4 Generating 2nd, 3rd round sampling

You are reading the work-in-progress Spatial Sampling and Resampling for Machine Learning. This chapter is currently draft version, a peer-review publication is pending. You can find the polished first edition at https://opengeohub.github.io/spatial-sampling-ml/.

4.1 Uncertainty guided sampling

A sensible approach to improving quality of predictions is to: (a) estimate initial ML models, (b) produce a realistic estimate of prediction errors, and (c) revisit area and collect 2nd round samples that help at smallest possible costs significantly improve predictions. Logical focus of the 2nd round sampling could be thus on minimizing the overall prediction errors i.e. revising parts of the study area that shows the highest prediction errors / prediction problems (Fig. 2.7). This is exactly procedure that Stumpf et al. (2017) recommend in their paper and that they refer to as the “Uncertainty guided sampling”.

The 2nd round Uncertainty guided sampling can be implemented either by:

  • Producing a strata based on the prediction error map (e.g. extrapolation areas / areas with highest uncertainty), then sampling only within that strata,
  • Using the probability of exceeding threshold mapping accuracy to generate extra sampling points,

In both cases 2nd round points can be then added to the original training dataset and the model for the area can then be refitted (this procedure in data science is also referred to as “re-analysis”). Assuming that our initial model was unbiased, then even few tens of extra points could lead to significant reduction in RMSPE. In practice, we might have to also organize the 3rd round sampling until we finally reach some maximum possible accuracy (Hengl, Nussbaum, Wright, Heuvelink, & Gräler, 2018).

To generate 2nd round sampling for the Edgeroi dataset we can first estimate probability of prediction errors exceeding some threshold probability e.g. RMSE=0.2. We first load point data and prediction error map produced in the previous example using Ensemble Machine Learning:

data(edgeroi)
edgeroi.sp <- edgeroi$sites
coordinates(edgeroi.sp) <- ~ LONGDA94 + LATGDA94
proj4string(edgeroi.sp) <- CRS("+proj=longlat +ellps=GRS80 +towgs84=0,0,0,0,0,0,0 +no_defs")
edgeroi.sp <- spTransform(edgeroi.sp, CRS("+init=epsg:28355"))

The probability of exceeding some threshold, assuming normal distribution of prediction erros can be derived as:

t.RMSE = 0.2
edgeroi.error = readGDAL("./output/edgeroi_soc_rmspe.tif")
#> ./output/edgeroi_soc_rmspe.tif has GDAL driver GTiff 
#> and has 321 rows and 476 columns
edgeroi.error$inv.prob = 1/(1-2*(pnorm(edgeroi.error$band1/t.RMSE)-0.5)) 

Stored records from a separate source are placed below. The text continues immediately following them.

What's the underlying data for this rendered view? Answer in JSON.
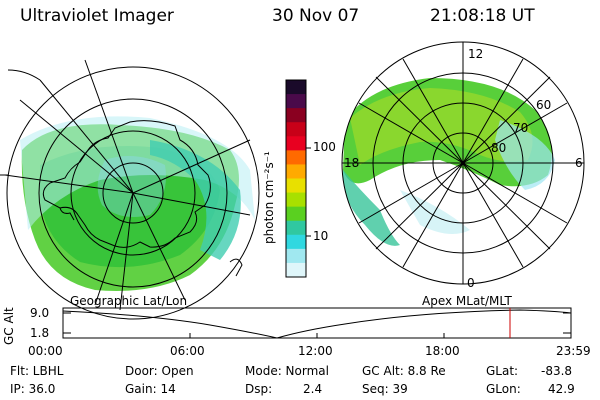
{
  "header": {
    "instrument": "Ultraviolet Imager",
    "date": "30 Nov 07",
    "time": "21:08:18 UT"
  },
  "colorbar": {
    "unit_label": "photon cm⁻²s⁻¹",
    "ticks": [
      "100",
      "10"
    ],
    "colors": [
      "#1a0a2a",
      "#4a0a4a",
      "#8a0020",
      "#c80018",
      "#e80020",
      "#ff6a00",
      "#ffaa00",
      "#e8e000",
      "#a8e000",
      "#5ad020",
      "#30c8a0",
      "#30d8e0",
      "#a0e8f0",
      "#dff6fa"
    ]
  },
  "left_panel": {
    "projection_label": "Geographic Lat/Lon"
  },
  "right_panel": {
    "projection_label": "Apex  MLat/MLT",
    "mlt_labels": {
      "top": "12",
      "left": "18",
      "right": "6",
      "bottom": "0"
    },
    "mlat_labels": [
      "60",
      "70",
      "80"
    ]
  },
  "altitude_plot": {
    "ylabel": "GC Alt",
    "yticks": [
      "9.0",
      "1.8"
    ],
    "xticks": [
      "00:00",
      "06:00",
      "12:00",
      "18:00",
      "23:59"
    ],
    "marker_color": "#cc0000"
  },
  "info": {
    "filter": "Flt: LBHL",
    "ip": "IP: 36.0",
    "door": "Door: Open",
    "gain": "Gain: 14",
    "mode": "Mode: Normal",
    "dsp_label": "Dsp:",
    "dsp_value": "2.4",
    "gc_alt": "GC Alt: 8.8 Re",
    "seq": "Seq: 39",
    "glat_label": "GLat:",
    "glat_value": "-83.8",
    "glon_label": "GLon:",
    "glon_value": "42.9"
  }
}
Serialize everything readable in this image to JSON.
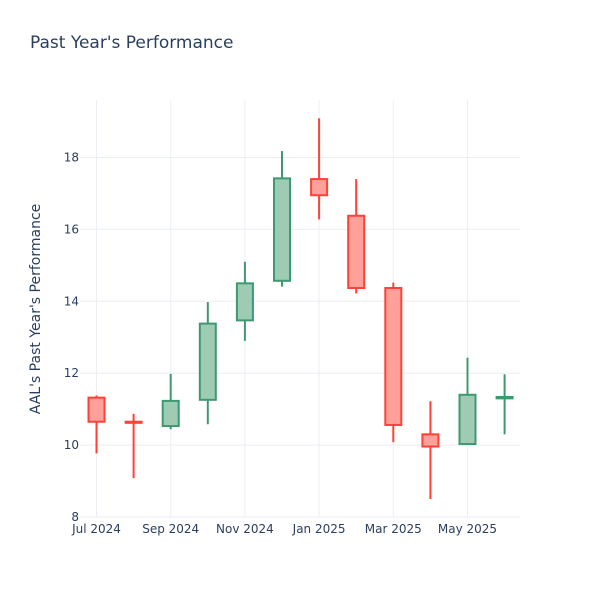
{
  "chart_data": {
    "type": "candlestick",
    "title": "Past Year's Performance",
    "xlabel": "",
    "ylabel": "AAL's Past Year's Performance",
    "ylim": [
      8,
      19.6
    ],
    "y_ticks": [
      8,
      10,
      12,
      14,
      16,
      18
    ],
    "x_tick_labels": [
      "Jul 2024",
      "Sep 2024",
      "Nov 2024",
      "Jan 2025",
      "Mar 2025",
      "May 2025"
    ],
    "x_tick_positions": [
      0,
      2,
      4,
      6,
      8,
      10
    ],
    "grid": true,
    "legend": "none",
    "colors": {
      "increasing_line": "#3d9970",
      "increasing_fill": "#9ecbb4",
      "decreasing_line": "#ff4136",
      "decreasing_fill": "#ffa09b",
      "grid": "#ebeef3",
      "text": "#2a3f5f"
    },
    "candles": [
      {
        "x": "2024-07",
        "open": 11.32,
        "high": 11.38,
        "low": 9.77,
        "close": 10.65
      },
      {
        "x": "2024-08",
        "open": 10.65,
        "high": 10.87,
        "low": 9.08,
        "close": 10.62
      },
      {
        "x": "2024-09",
        "open": 10.53,
        "high": 11.98,
        "low": 10.44,
        "close": 11.23
      },
      {
        "x": "2024-10",
        "open": 11.26,
        "high": 13.98,
        "low": 10.58,
        "close": 13.38
      },
      {
        "x": "2024-11",
        "open": 13.47,
        "high": 15.1,
        "low": 12.9,
        "close": 14.5
      },
      {
        "x": "2024-12",
        "open": 14.57,
        "high": 18.18,
        "low": 14.41,
        "close": 17.42
      },
      {
        "x": "2025-01",
        "open": 17.4,
        "high": 19.09,
        "low": 16.28,
        "close": 16.95
      },
      {
        "x": "2025-02",
        "open": 16.38,
        "high": 17.4,
        "low": 14.22,
        "close": 14.37
      },
      {
        "x": "2025-03",
        "open": 14.37,
        "high": 14.52,
        "low": 10.08,
        "close": 10.56
      },
      {
        "x": "2025-04",
        "open": 10.3,
        "high": 11.22,
        "low": 8.5,
        "close": 9.96
      },
      {
        "x": "2025-05",
        "open": 10.03,
        "high": 12.43,
        "low": 10.03,
        "close": 11.4
      },
      {
        "x": "2025-06",
        "open": 11.3,
        "high": 11.97,
        "low": 10.3,
        "close": 11.34
      }
    ]
  }
}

next, we can generate a sampling plan using the spatstat package and the inverse probability of the pixels exceeding threshold uncertainty (f argument):

dens.var <- spatstat.geom::as.im(sp::as.image.SpatialGridDataFrame(edgeroi.error["inv.prob"]))
pnts.new <- spatstat.core::rpoint(50, f=dens.var)

So the new sampling plan, assuming adding only 50 new points would thus look like this:

plot(log1p(raster(edgeroi.error[c("inv.prob")])))
points(edgeroi.sp, pch="+", cex=.8, col="blue")
points(as(pnts.new, "SpatialPoints"), pch=19, cex=0.8, col="black")
Uncertainty guided 2nd round sampling: locations of initial (+) and 2nd round points (dots).

Figure 4.1: Uncertainty guided 2nd round sampling: locations of initial (+) and 2nd round points (dots).

This puts much higher weight at locations where the prediction errors are higher, however, technically speaking we finish still sampling points across the whole study area and, of course, including randomization.

General scheme for re-sampling and re-analysis using uncertainty guided sampling principles.

Figure 4.2: General scheme for re-sampling and re-analysis using uncertainty guided sampling principles.

By adding 2nd, 3rd round sampling we can imagine that the mapping accuracy / RMSE would gradually decrease following a decay function (e.g. RMSE = b0 * x ^ -b1) until some maximum possible accuracy is achieved. This way soil surveyor can optimize the predictions and reduce costs by minimizing number of additional samples i.e. it could be considered the shortest path to increasing the mapping accuracy without a need to start sampling from scratch.